Club information
- Full name: Wasserfreunde Spandau 04
- City: Berlin
- Founded: 1904

Water Polo
- Name: Wasserfreunde Spandau 04
- Founded: 1922
- Head coach: Hagen Stamm Athanasios Kechagias
- League: Deutsche Wasserball-Liga
- 2021/22: 2nd

= Wasserfreunde Spandau 04 =

German water polo and swimming club

The Wasserfreunde Spandau 04 is a swimming club in Spandau, Berlin, Germany.

The club is known for the professional water polo team, which has won a record number of German championships with 39, as well as German Cups (33) and Super Cups (17). In European tournaments the team has won 4 LEN Champions Leagues and 2 LEN Super Cup titles.
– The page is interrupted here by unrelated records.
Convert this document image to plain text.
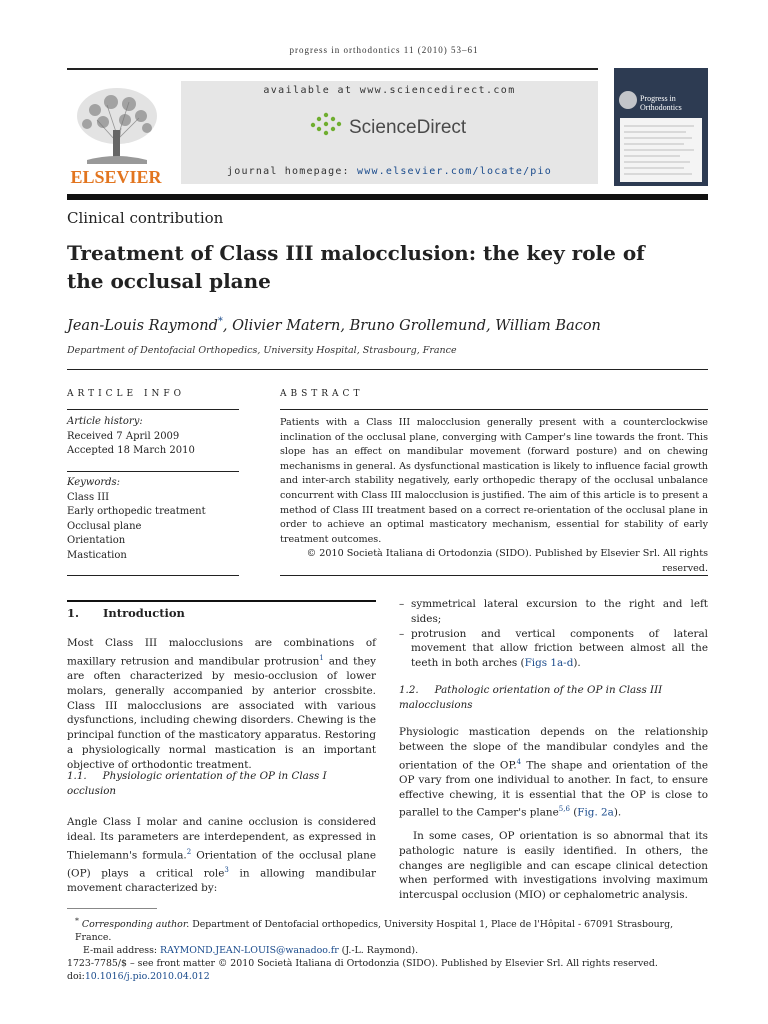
progress in orthodontics 11 (2010) 53–61
ELSEVIER
available at www.sciencedirect.com
ScienceDirect
journal homepage: www.elsevier.com/locate/pio
Progress in Orthodontics
Clinical contribution
Treatment of Class III malocclusion: the key role of the occlusal plane
Jean-Louis Raymond*, Olivier Matern, Bruno Grollemund, William Bacon
Department of Dentofacial Orthopedics, University Hospital, Strasbourg, France
ARTICLE INFO
Article history:
Received 7 April 2009
Accepted 18 March 2010
Keywords:
Class III
Early orthopedic treatment
Occlusal plane
Orientation
Mastication
ABSTRACT
Patients with a Class III malocclusion generally present with a counterclockwise inclination of the occlusal plane, converging with Camper's line towards the front. This slope has an effect on mandibular movement (forward posture) and on chewing mechanisms in general. As dysfunctional mastication is likely to influence facial growth and inter-arch stability negatively, early orthopedic therapy of the occlusal unbalance concurrent with Class III malocclusion is justified. The aim of this article is to present a method of Class III treatment based on a correct re-orientation of the occlusal plane in order to achieve an optimal masticatory mechanism, essential for stability of early treatment outcomes.
© 2010 Società Italiana di Ortodonzia (SIDO). Published by Elsevier Srl. All rights reserved.
1. Introduction
Most Class III malocclusions are combinations of maxillary retrusion and mandibular protrusion$^1$ and they are often characterized by mesio-occlusion of lower molars, generally accompanied by anterior crossbite. Class III malocclusions are associated with various dysfunctions, including chewing disorders. Chewing is the principal function of the masticatory apparatus. Restoring a physiologically normal mastication is an important objective of orthodontic treatment.
1.1. Physiologic orientation of the OP in Class I occlusion
Angle Class I molar and canine occlusion is considered ideal. Its parameters are interdependent, as expressed in Thielemann's formula.$^2$ Orientation of the occlusal plane (OP) plays a critical role$^3$ in allowing mandibular movement characterized by:
– symmetrical lateral excursion to the right and left sides;
– protrusion and vertical components of lateral movement that allow friction between almost all the teeth in both arches (Figs 1a-d).
1.2. Pathologic orientation of the OP in Class III malocclusions
Physiologic mastication depends on the relationship between the slope of the mandibular condyles and the orientation of the OP.$^4$ The shape and orientation of the OP vary from one individual to another. In fact, to ensure effective chewing, it is essential that the OP is close to parallel to the Camper's plane$^{5,6}$ (Fig. 2a).
In some cases, OP orientation is so abnormal that its pathologic nature is easily identified. In others, the changes are negligible and can escape clinical detection when performed with investigations involving maximum intercuspal occlusion (MIO) or cephalometric analysis.
* Corresponding author. Department of Dentofacial orthopedics, University Hospital 1, Place de l'Hôpital - 67091 Strasbourg, France.
E-mail address: RAYMOND.JEAN-LOUIS@wanadoo.fr (J.-L. Raymond).
1723-7785/$ – see front matter © 2010 Società Italiana di Ortodonzia (SIDO). Published by Elsevier Srl. All rights reserved.
doi:10.1016/j.pio.2010.04.012
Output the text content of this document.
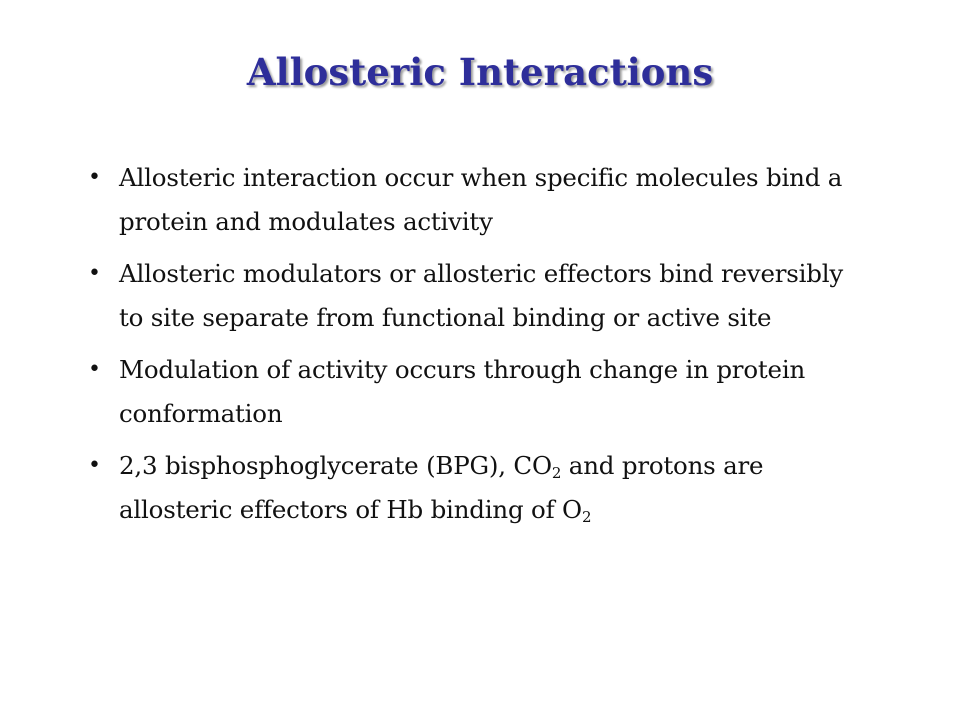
Allosteric Interactions
• Allosteric interaction occur when specific molecules bind a protein and modulates activity
• Allosteric modulators or allosteric effectors bind reversibly to site separate from functional binding or active site
• Modulation of activity occurs through change in protein conformation
• 2,3 bisphosphoglycerate (BPG), $CO_2$ and protons are allosteric effectors of Hb binding of $O_2$
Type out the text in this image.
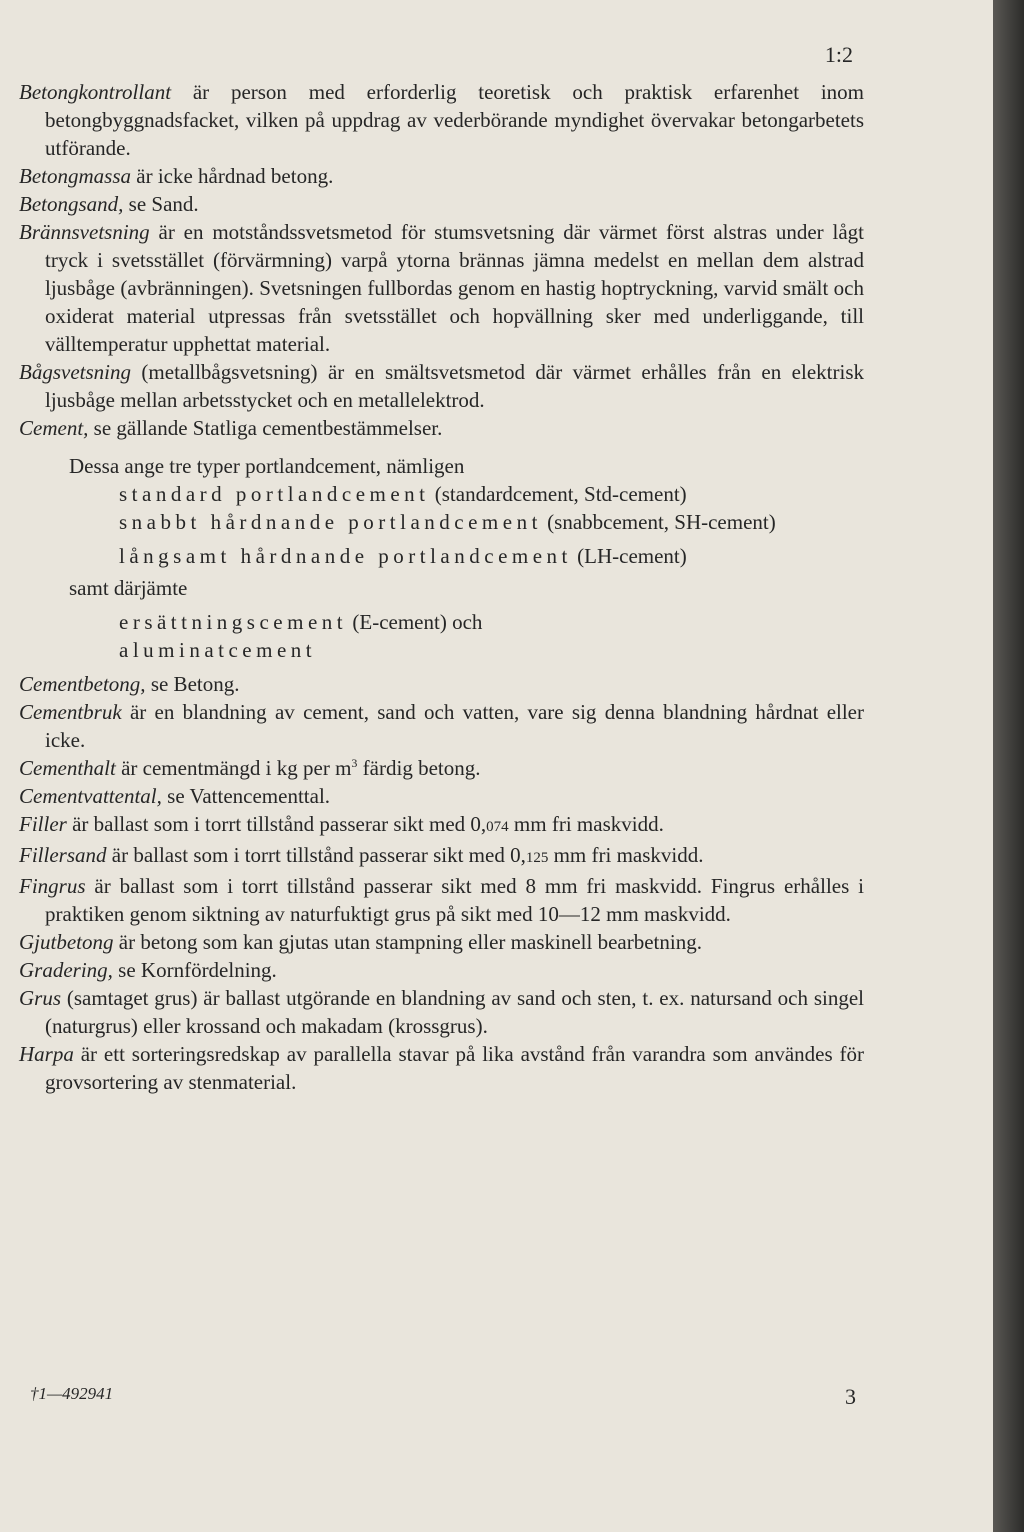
1:2

Betongkontrollant är person med erforderlig teoretisk och praktisk erfarenhet inom betongbyggnadsfacket, vilken på uppdrag av vederbörande myndighet övervakar betongarbetets utförande.

Betongmassa är icke hårdnad betong.

Betongsand, se Sand.

Brännsvetsning är en motståndssvetsmetod för stumsvetsning där värmet först alstras under lågt tryck i svetsstället (förvärmning) varpå ytorna brännas jämna medelst en mellan dem alstrad ljusbåge (avbränningen). Svetsningen fullbordas genom en hastig hoptryckning, varvid smält och oxiderat material utpressas från svetsstället och hopvällning sker med underliggande, till välltemperatur upphettat material.

Bågsvetsning (metallbågsvetsning) är en smältsvetsmetod där värmet erhålles från en elektrisk ljusbåge mellan arbetsstycket och en metallelektrod.

Cement, se gällande Statliga cementbestämmelser.

Dessa ange tre typer portlandcement, nämligen

standard portlandcement (standardcement, Std-cement)

snabbt hårdnande portlandcement (snabbcement, SH-cement)

långsamt hårdnande portlandcement (LH-cement)

samt därjämte

ersättningscement (E-cement) och

aluminatcement

Cementbetong, se Betong.

Cementbruk är en blandning av cement, sand och vatten, vare sig denna blandning hårdnat eller icke.

Cementhalt är cementmängd i kg per $m^3$ färdig betong.

Cementvattental, se Vattencementtal.

Filler är ballast som i torrt tillstånd passerar sikt med 0,074 mm fri maskvidd.

Fillersand är ballast som i torrt tillstånd passerar sikt med 0,125 mm fri maskvidd.

Fingrus är ballast som i torrt tillstånd passerar sikt med 8 mm fri maskvidd. Fingrus erhålles i praktiken genom siktning av naturfuktigt grus på sikt med 10—12 mm maskvidd.

Gjutbetong är betong som kan gjutas utan stampning eller maskinell bearbetning.

Gradering, se Kornfördelning.

Grus (samtaget grus) är ballast utgörande en blandning av sand och sten, t. ex. natursand och singel (naturgrus) eller krossand och makadam (krossgrus).

Harpa är ett sorteringsredskap av parallella stavar på lika avstånd från varandra som användes för grovsortering av stenmaterial.

†1—492941	3
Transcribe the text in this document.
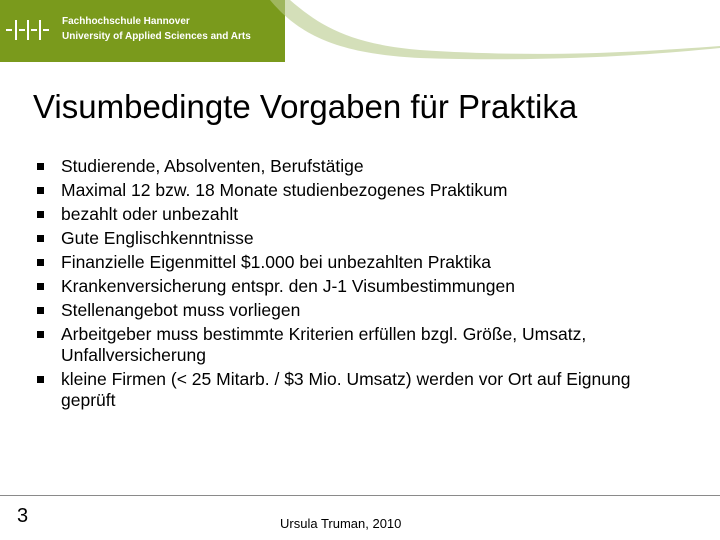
Fachhochschule Hannover
University of Applied Sciences and Arts
Visumbedingte Vorgaben für Praktika
Studierende, Absolventen, Berufstätige
Maximal 12 bzw. 18 Monate studienbezogenes Praktikum
bezahlt oder unbezahlt
Gute Englischkenntnisse
Finanzielle Eigenmittel $1.000 bei unbezahlten Praktika
Krankenversicherung entspr. den J-1 Visumbestimmungen
Stellenangebot muss vorliegen
Arbeitgeber muss bestimmte Kriterien erfüllen bzgl. Größe, Umsatz, Unfallversicherung
kleine Firmen (< 25 Mitarb. / $3 Mio. Umsatz) werden vor Ort auf Eignung geprüft
3	Ursula Truman, 2010
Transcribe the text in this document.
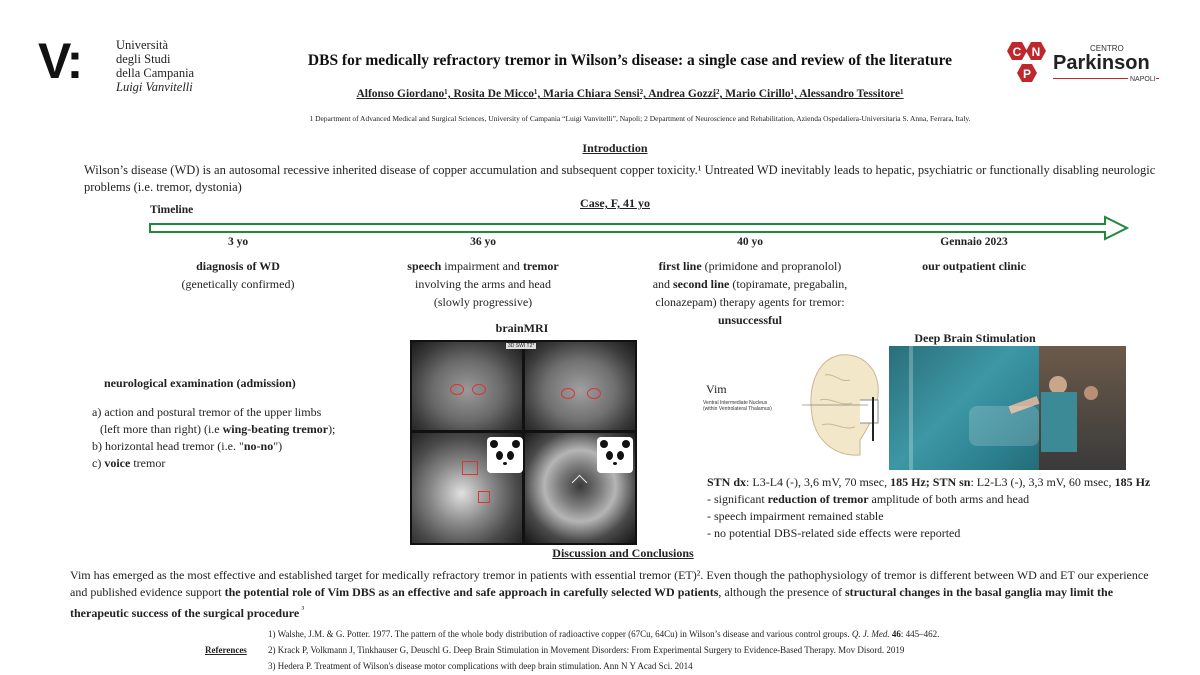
V:	Università
degli Studi
della Campania
Luigi Vanvitelli
C N
P
CENTRO
Parkinson
NAPOLI
DBS for medically refractory tremor in Wilson’s disease: a single case and review of the literature
Alfonso Giordano¹, Rosita De Micco¹, Maria Chiara Sensi², Andrea Gozzi², Mario Cirillo¹, Alessandro Tessitore¹
1 Department of Advanced Medical and Surgical Sciences, University of Campania “Luigi Vanvitelli”, Napoli; 2 Department of Neuroscience and Rehabilitation, Azienda Ospedaliera-Universitaria S. Anna, Ferrara, Italy.
Introduction
Wilson’s disease (WD) is an autosomal recessive inherited disease of copper accumulation and subsequent copper toxicity.¹ Untreated WD inevitably leads to hepatic, psychiatric or functionally disabling neurologic problems (i.e. tremor, dystonia)
Case, F, 41 yo
Timeline
3 yo
diagnosis of WD
(genetically confirmed)
36 yo
speech impairment and tremor
involving the arms and head
(slowly progressive)
40 yo
first line (primidone and propranolol)
and second line (topiramate, pregabalin,
clonazepam) therapy agents for tremor:
unsuccessful
Gennaio 2023
our outpatient clinic
neurological examination (admission)
a) action and postural tremor of the upper limbs
(left more than right) (i.e wing-beating tremor);
b) horizontal head tremor (i.e. "no-no")
c) voice tremor
brainMRI
3D SWI T2*
Deep Brain Stimulation
Vim
Ventral Intermediate Nucleus
(within Ventrolateral Thalamus)
STN dx: L3-L4 (-), 3,6 mV, 70 msec, 185 Hz; STN sn: L2-L3 (-), 3,3 mV, 60 msec, 185 Hz
- significant reduction of tremor amplitude of both arms and head
- speech impairment remained stable
- no potential DBS-related side effects were reported
Discussion and Conclusions
Vim has emerged as the most effective and established target for medically refractory tremor in patients with essential tremor (ET)². Even though the pathophysiology of tremor is different between WD and ET our experience and published evidence support the potential role of Vim DBS as an effective and safe approach in carefully selected WD patients, although the presence of structural changes in the basal ganglia may limit the therapeutic success of the surgical procedure $^{^3}$
References
1) Walshe, J.M. & G. Potter. 1977. The pattern of the whole body distribution of radioactive copper (67Cu, 64Cu) in Wilson’s disease and various control groups. Q. J. Med. 46: 445–462.
2) Krack P, Volkmann J, Tinkhauser G, Deuschl G. Deep Brain Stimulation in Movement Disorders: From Experimental Surgery to Evidence-Based Therapy. Mov Disord. 2019
3) Hedera P. Treatment of Wilson's disease motor complications with deep brain stimulation. Ann N Y Acad Sci. 2014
The club has over 3,500 members.

The word Wasserfreunde is German for "Water Friends".

== Arena ==
The team plays its home games in the Sportzentrum Schöneberg. For 2027, the team plans to move to the then newly constructed arena in Spandau.

==Honours==
===European competitions===
- LEN Champions League
 Winners (4): 1982–83, 1985–86, 1986–87, 1988–89
 Runners–up (4): 1980–81, 1981–82, 1987–88, 1989–90
- LEN Super Cup
 Winners (2): 1986, 1987
 Runners–up (1): 1983

===Domestic competitions===
- German League
 Winners (39): 1979, 1980, 1981, 1982, 1983, 1984, 1985, 1986, 1987, 1988, 1989, 1990, 1991, 1992, 1994, 1995, 1996, 1997, 1998, 1999, 2000, 2001, 2002, 2003, 2004, 2005, 2007, 2008, 2009, 2010, 2011, 2012, 2014, 2015, 2016, 2017, 2019, 2023, 2024
- German Cup
 Winners (33): 1979, 1980, 1981, 1982, 1983, 1984, 1985, 1986, 1987, 1990, 1991, 1992, 1994, 1995, 1996, 1997, 1999, 2000, 2001, 2002, 2004, 2005, 2006, 2007, 2008, 2009, 2011, 2012, 2014, 2015, 2016, 2020, 2024
- German Supercup
 Winners (17): 1979, 1980, 1981, 1982, 1983, 1984, 1985, 1997, 1999, 2001, 2002, 2003, 2014, 2015, 2016, 2021, 2022

==Notable former members==
Yusra Mardini, trained with Wasserfreunde Spandau 04 after moving to Berlin from Syria; she went on to represent the Refugee Olympic Team at Rio 2016 and Tokyo 2020.